SINGAPORE - Mainboard-listed Global Logistic Properties (GLP) reported a 49.4 per cent jump in first quarter earnings on higher asset values, development gains and the continued expansion of its fund management platform.
The provider of modern warehouse faciliies earned a net profit of US$268.1 million (S$368.2 million) for the three months ended June 30, 2015, up from US$179.4 million a year ago.
Revenue grew 12.3 per cent to US$190.2 million, as the group completed development projects in China, and saw increased rents and inclusion of management fee income from the GLP US Income Partners I fund.
This was partially offset by the sale of nine properties in Japan to GLP J-Reit in September last year, and the weakening of the Japanese yen against the US dollar, said GLP. It added that the yen has, on average, fallen 19 per cent against the US dollar.
Said CEO Ming Z Mei: "We have made a solid start to FY16. Against a backdrop of macroeconomic uncertainties, our strong results underscore the quality of our assets and reflect the outstanding work of our team."
"To better reflect the increased uncertainty in China, we have taken a more prudent approach by lowering our development targets in China for FY16."
But, he added, "Our long term outlook for China remains positive and we expect to be able to ramp up development activity in accordance with demand."
GLP recorded 1.1 million square meters (12 million square feet) of new and expansion leases in the quarter, up 48 per cent year-on-year. Tenant retention in the quarter was 70 per cent. GLP said all four of its markets saw rent growth on renewals, led by US at 21 per cent and China at 7 per cent. The group's average lease ratio stood at 92 per cent.
Same-property net operating income grew 22.4 per cent in China, 3.7 per cent in Japan, 8.4 per cent in Brazil and 5.9 per cent in the US.

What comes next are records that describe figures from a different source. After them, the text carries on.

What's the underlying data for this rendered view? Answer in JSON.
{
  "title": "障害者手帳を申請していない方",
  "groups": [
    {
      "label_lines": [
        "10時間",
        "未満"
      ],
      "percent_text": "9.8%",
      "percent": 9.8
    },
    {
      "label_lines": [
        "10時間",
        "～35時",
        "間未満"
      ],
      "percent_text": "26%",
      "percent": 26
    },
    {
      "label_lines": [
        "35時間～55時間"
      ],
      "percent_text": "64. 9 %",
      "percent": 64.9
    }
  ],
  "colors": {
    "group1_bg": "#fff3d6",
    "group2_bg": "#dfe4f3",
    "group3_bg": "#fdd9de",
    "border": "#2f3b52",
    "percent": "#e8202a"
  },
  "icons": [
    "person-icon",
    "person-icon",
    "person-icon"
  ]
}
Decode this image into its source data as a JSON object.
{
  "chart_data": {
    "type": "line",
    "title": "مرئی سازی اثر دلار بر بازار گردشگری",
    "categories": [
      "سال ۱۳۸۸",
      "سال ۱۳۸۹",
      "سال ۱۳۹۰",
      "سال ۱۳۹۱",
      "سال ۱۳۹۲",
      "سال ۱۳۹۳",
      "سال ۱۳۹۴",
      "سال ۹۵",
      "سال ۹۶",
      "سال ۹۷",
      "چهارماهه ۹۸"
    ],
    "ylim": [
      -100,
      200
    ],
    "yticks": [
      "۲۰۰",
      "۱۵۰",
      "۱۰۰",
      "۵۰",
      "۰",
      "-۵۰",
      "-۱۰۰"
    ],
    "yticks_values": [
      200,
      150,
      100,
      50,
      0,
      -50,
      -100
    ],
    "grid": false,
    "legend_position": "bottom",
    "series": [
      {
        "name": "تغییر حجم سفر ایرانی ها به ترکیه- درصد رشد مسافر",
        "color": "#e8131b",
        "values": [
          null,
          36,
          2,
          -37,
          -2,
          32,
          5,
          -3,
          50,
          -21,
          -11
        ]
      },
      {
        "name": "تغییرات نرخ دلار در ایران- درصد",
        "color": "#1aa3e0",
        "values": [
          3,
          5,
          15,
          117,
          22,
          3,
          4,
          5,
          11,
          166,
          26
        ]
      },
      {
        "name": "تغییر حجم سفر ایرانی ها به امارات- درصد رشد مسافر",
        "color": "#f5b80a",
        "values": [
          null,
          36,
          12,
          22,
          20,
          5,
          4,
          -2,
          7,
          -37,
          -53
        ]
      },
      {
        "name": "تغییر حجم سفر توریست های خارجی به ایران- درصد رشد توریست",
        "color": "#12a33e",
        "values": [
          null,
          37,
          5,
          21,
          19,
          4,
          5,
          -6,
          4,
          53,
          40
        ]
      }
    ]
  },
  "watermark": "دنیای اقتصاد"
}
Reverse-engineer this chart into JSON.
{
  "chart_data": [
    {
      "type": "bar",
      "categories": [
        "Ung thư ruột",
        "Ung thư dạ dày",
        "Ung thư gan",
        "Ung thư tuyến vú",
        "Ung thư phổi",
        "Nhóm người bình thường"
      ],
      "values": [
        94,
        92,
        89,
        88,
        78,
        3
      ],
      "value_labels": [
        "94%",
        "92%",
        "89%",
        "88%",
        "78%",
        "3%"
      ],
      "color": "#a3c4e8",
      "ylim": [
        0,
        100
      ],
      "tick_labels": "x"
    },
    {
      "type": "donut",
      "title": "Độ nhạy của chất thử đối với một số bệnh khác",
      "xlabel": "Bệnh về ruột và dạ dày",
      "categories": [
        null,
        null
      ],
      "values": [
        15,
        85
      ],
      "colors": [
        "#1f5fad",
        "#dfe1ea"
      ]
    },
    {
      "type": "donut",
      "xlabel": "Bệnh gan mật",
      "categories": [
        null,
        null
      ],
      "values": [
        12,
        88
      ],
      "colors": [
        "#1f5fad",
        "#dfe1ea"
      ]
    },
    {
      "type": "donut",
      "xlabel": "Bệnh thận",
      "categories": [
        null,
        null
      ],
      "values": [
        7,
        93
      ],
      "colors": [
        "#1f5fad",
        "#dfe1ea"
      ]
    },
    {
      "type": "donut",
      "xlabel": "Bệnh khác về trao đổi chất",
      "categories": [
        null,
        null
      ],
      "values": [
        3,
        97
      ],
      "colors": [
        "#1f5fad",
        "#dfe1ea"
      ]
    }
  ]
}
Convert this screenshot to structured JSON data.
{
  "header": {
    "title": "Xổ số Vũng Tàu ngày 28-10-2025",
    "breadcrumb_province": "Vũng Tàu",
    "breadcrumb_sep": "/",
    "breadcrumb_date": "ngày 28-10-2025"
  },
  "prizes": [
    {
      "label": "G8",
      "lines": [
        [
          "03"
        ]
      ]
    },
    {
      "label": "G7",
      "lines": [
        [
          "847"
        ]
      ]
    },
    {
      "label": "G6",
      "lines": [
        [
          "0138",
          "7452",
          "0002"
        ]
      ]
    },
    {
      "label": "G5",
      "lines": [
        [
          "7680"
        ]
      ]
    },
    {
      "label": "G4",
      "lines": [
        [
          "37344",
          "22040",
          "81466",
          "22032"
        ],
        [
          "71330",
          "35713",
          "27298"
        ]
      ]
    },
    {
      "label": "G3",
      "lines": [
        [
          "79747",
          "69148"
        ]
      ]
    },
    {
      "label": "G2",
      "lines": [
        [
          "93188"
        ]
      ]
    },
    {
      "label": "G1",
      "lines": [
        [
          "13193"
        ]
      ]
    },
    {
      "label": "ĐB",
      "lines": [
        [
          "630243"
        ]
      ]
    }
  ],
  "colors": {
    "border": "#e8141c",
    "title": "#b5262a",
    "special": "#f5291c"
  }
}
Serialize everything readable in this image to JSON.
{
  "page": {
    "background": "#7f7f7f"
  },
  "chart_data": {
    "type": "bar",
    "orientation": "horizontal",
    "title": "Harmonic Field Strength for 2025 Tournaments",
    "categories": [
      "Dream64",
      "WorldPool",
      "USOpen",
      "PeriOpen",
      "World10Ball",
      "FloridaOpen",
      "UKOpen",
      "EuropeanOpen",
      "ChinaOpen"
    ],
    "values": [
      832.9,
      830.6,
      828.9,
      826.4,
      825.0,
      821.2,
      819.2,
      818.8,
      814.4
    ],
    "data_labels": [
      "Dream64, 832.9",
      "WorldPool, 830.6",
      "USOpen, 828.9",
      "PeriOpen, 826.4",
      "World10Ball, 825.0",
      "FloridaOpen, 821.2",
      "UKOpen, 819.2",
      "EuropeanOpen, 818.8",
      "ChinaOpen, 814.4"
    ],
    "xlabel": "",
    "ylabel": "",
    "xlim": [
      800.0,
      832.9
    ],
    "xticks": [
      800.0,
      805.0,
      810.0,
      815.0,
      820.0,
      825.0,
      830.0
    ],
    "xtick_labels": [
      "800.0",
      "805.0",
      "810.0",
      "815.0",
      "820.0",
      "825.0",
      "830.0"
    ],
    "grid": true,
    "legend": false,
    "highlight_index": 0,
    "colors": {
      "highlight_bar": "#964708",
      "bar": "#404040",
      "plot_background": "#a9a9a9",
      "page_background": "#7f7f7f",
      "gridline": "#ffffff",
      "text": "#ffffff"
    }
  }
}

During the quarter, GLP started US$428 million of new developments , of which it has a 51 per cent share. In the same period, the Group completed US$453 million of developments (GLP share: 44 per cent). This resulted in approximately US$78 million of development gains (pre-tax).
Fund management revenue in in the first quarer jumped 64 per cent year-on-year to US$36 million. This consists of asset and property management fees of US$22 million and development and acquisition fees of US$14 million.
GLP recently established the US$7 billion CLF II, its second China-focused logistics infrastructure fund, with sven major institutions. GLP said CLF II was significantly oversubscribed and expands its fund management platform by 36 per cent to US$27.1 billion.
GLP has also agreed to acquire a US$4.55 billion US warehouse portfolio from Industrial Income Trust with the intention of injecting the portfolio into its fund management platform. GLP expects to own 100 per cent of the portfolio upon closing by November 16, 2015, and pare down its stake to 10 per cent by April 2016. The deal enlarges GLP's US footprint by 50 per cent to 173 million sq ft (16 million sqm), making it the second largest logistics owner and operator in the US within a year of market entry.